Using SCID-Hu mouse models, Dick and colleagues showed that only 1/250 000 AML CD34+CD38– cells were capable of establishing leukaemic haematopoiesis in the recipient [21,22]. These cells could be targeted by alloreactive T cells recognizing minor antigens on the leukaemia stem Sorafenib nmr cells [7,8]. These models should be interpreted with caution, as the
xenogeneic milieu of the recipient mouse underestimates the number of cells capable of self-renewal and do not provide clear evidence that long-lived AML progenitors are subject to the same degree of immune attack. Furthermore, they do not identify whether all subtypes of AML have comparable hierarchies of long-lived progenitors. Indeed, an alternative model of leukaemia cure is that a sustained T cell response to the progeny of the AML stem cell but not the small stem cell pool itself could contain the leukaemia at a minimal disease level, resulting in a functional cure [3]. Although the concept of immune surveillance is well accepted, evidence for IS specifically in AML is largely indirect, revealed through relationships between treatment outcome and learn more immune parameters and adaptive changes made by the leukaemia favouring immune evasion, unlike viral-induced malignancies. Perhaps the most compelling evidence for a significant role of immune control of AML comes from several observations indicating that
lymphocyte recovery following induction chemotherapy is strongly predictive for outcome.

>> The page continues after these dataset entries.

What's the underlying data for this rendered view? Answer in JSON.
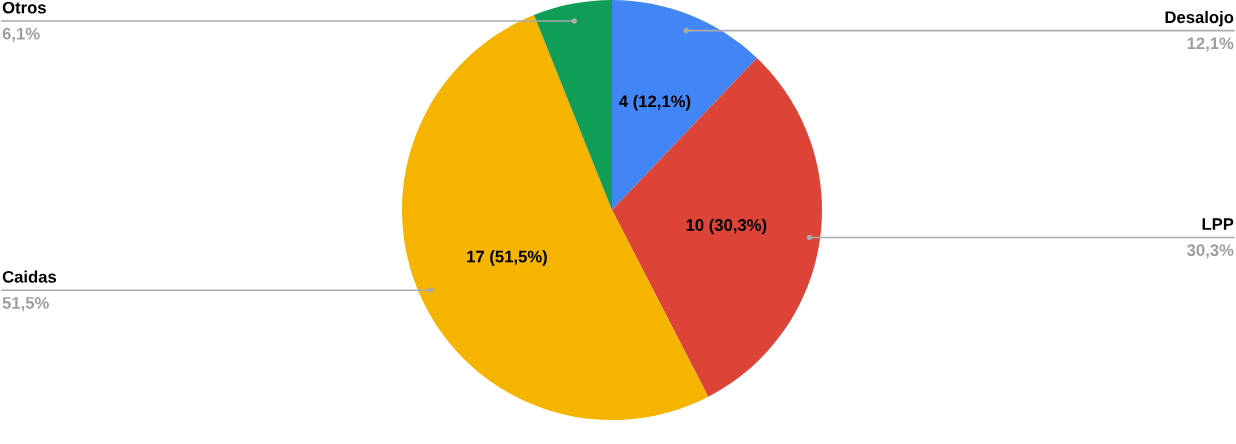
{
  "chart_data": {
    "type": "pie",
    "categories": [
      "Desalojo",
      "LPP",
      "Caidas",
      "Otros"
    ],
    "values": [
      4,
      10,
      17,
      2
    ],
    "colors": [
      "#4285f4",
      "#db4437",
      "#f4b400",
      "#0f9d58"
    ],
    "value_labels": [
      "4 (12,1%)",
      "10 (30,3%)",
      "17 (51,5%)",
      null
    ],
    "annotations": [
      {
        "text": "12,1%",
        "x": "Desalojo"
      },
      {
        "text": "30,3%",
        "x": "LPP"
      },
      {
        "text": "51,5%",
        "x": "Caidas"
      },
      {
        "text": "6,1%",
        "x": "Otros"
      }
    ],
    "legend": false
  }
}
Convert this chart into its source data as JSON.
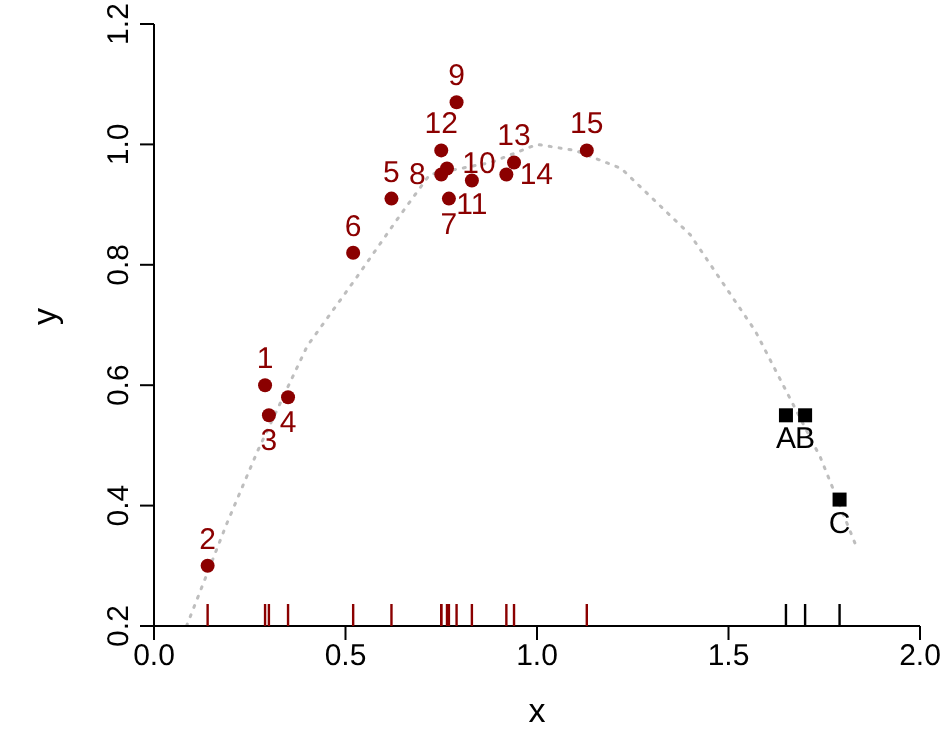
{
  "chart_data": {
    "type": "scatter",
    "xlabel": "x",
    "ylabel": "y",
    "xlim": [
      0,
      2
    ],
    "ylim": [
      0.2,
      1.2
    ],
    "xticks": [
      {
        "value": 0,
        "label": "0.0"
      },
      {
        "value": 0.5,
        "label": "0.5"
      },
      {
        "value": 1,
        "label": "1.0"
      },
      {
        "value": 1.5,
        "label": "1.5"
      },
      {
        "value": 2,
        "label": "2.0"
      }
    ],
    "yticks": [
      {
        "value": 0.2,
        "label": "0.2"
      },
      {
        "value": 0.4,
        "label": "0.4"
      },
      {
        "value": 0.6,
        "label": "0.6"
      },
      {
        "value": 0.8,
        "label": "0.8"
      },
      {
        "value": 1,
        "label": "1.0"
      },
      {
        "value": 1.2,
        "label": "1.2"
      }
    ],
    "grid": false,
    "series": [
      {
        "type": "line",
        "color": "#bebebe",
        "line_style": "dotted",
        "marker": "none",
        "x": [
          0.085,
          0.19,
          0.27,
          0.4,
          0.53,
          0.64,
          0.72,
          0.88,
          1.0,
          1.1,
          1.22,
          1.4,
          1.57,
          1.74,
          1.835
        ],
        "values": [
          0.2,
          0.37,
          0.49,
          0.665,
          0.78,
          0.88,
          0.95,
          0.97,
          1.0,
          0.99,
          0.96,
          0.85,
          0.69,
          0.48,
          0.33
        ]
      },
      {
        "color": "#8b0000",
        "marker": "circle",
        "x": [
          0.29,
          0.14,
          0.3,
          0.35,
          0.62,
          0.52,
          0.77,
          0.75,
          0.79,
          0.765,
          0.83,
          0.75,
          0.94,
          0.92,
          1.13
        ],
        "values": [
          0.6,
          0.3,
          0.55,
          0.58,
          0.91,
          0.82,
          0.91,
          0.95,
          1.07,
          0.96,
          0.94,
          0.99,
          0.97,
          0.95,
          0.99
        ]
      },
      {
        "color": "#000000",
        "marker": "square",
        "x": [
          1.65,
          1.7,
          1.79
        ],
        "values": [
          0.55,
          0.55,
          0.41
        ]
      }
    ],
    "annotations": [
      {
        "text": "1",
        "x": 0.29,
        "y": 0.6
      },
      {
        "text": "2",
        "x": 0.14,
        "y": 0.3
      },
      {
        "text": "3",
        "x": 0.3,
        "y": 0.55
      },
      {
        "text": "4",
        "x": 0.35,
        "y": 0.58
      },
      {
        "text": "5",
        "x": 0.62,
        "y": 0.91
      },
      {
        "text": "6",
        "x": 0.52,
        "y": 0.82
      },
      {
        "text": "7",
        "x": 0.77,
        "y": 0.91
      },
      {
        "text": "8",
        "x": 0.75,
        "y": 0.95
      },
      {
        "text": "9",
        "x": 0.79,
        "y": 1.07
      },
      {
        "text": "10",
        "x": 0.765,
        "y": 0.96
      },
      {
        "text": "11",
        "x": 0.83,
        "y": 0.94
      },
      {
        "text": "12",
        "x": 0.75,
        "y": 0.99
      },
      {
        "text": "13",
        "x": 0.94,
        "y": 0.97
      },
      {
        "text": "14",
        "x": 0.92,
        "y": 0.95
      },
      {
        "text": "15",
        "x": 1.13,
        "y": 0.99
      },
      {
        "text": "A",
        "x": 1.65,
        "y": 0.55
      },
      {
        "text": "B",
        "x": 1.7,
        "y": 0.55
      },
      {
        "text": "C",
        "x": 1.79,
        "y": 0.41
      }
    ]
  }
}
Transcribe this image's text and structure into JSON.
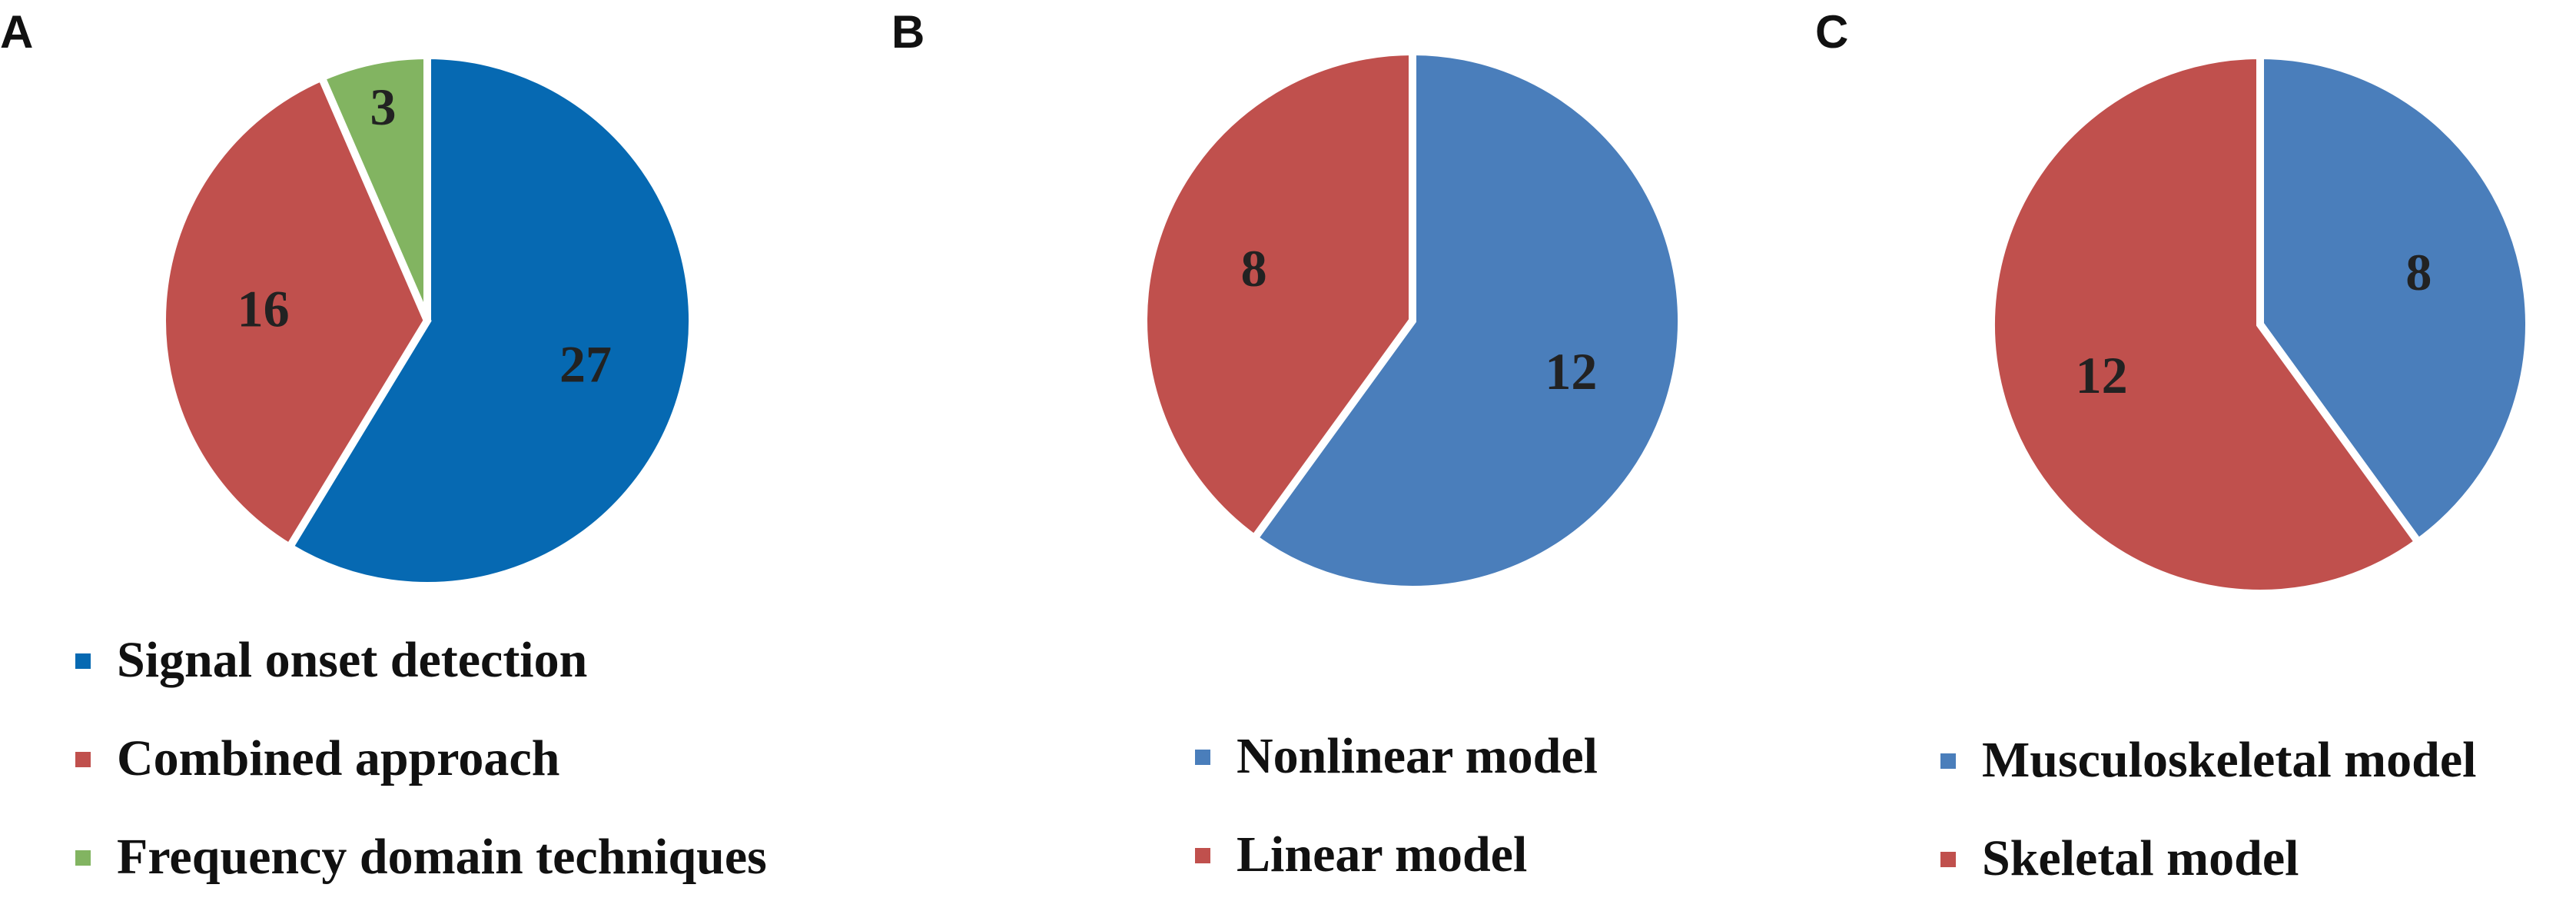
{
  "chart_data": [
    {
      "panel": "A",
      "type": "pie",
      "title": "",
      "categories": [
        "Signal onset detection",
        "Combined approach",
        "Frequency domain techniques"
      ],
      "values": [
        27,
        16,
        3
      ],
      "colors": [
        "#0669b2",
        "#c0504d",
        "#82b461"
      ],
      "legend": [
        "Signal onset detection",
        "Combined approach",
        "Frequency domain techniques"
      ],
      "legend_position": "bottom"
    },
    {
      "panel": "B",
      "type": "pie",
      "title": "",
      "categories": [
        "Nonlinear model",
        "Linear model"
      ],
      "values": [
        12,
        8
      ],
      "colors": [
        "#4a7ebb",
        "#c0504d"
      ],
      "legend": [
        "Nonlinear model",
        "Linear model"
      ],
      "legend_position": "bottom"
    },
    {
      "panel": "C",
      "type": "pie",
      "title": "",
      "categories": [
        "Musculoskeletal model",
        "Skeletal model"
      ],
      "values": [
        8,
        12
      ],
      "colors": [
        "#4a7ebb",
        "#c0504d"
      ],
      "legend": [
        "Musculoskeletal model",
        "Skeletal model"
      ],
      "legend_position": "bottom"
    }
  ]
}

T cells are reduced after chemotherapy mafosfamide but have a rapid clonogenic potential which allows a swift T cell recovery [23]. Patients achieving the highest lymphocyte counts within 6 weeks of chemotherapy have the lowest relapse rates [24–26]. Long-term survival in AML is also favoured by normalized lymphocyte counts [27]. These data all suggest that an intact immune system can protect against relapse of disease, but do not define whether the effect is mediated through T cells or NK cells. There are diverse abnormalities in AML at presentation and relapse that suggest how the leukaemia may develop despite immunosurveillance and how an established leukaemia may acquire new characteristics to defeat immune control. Figure 1 depicts the interactions between AML cells and the immune environment. Genetic features are emerging that may favour the development of AML in the presence of an intact immune system. There is an increased frequency in AML of a particular genotype of the co-stimulatory molecule cytotoxic lymphocyte antigen -4 (CTLA-4) [28]. The inhibitory KIR molecule KIR 2DL2 is expressed more frequently in AML, again suggesting a predisposition for AML through some form of immune escape [29]. There is also strong evidence that an established AML can mutate to escape immune control.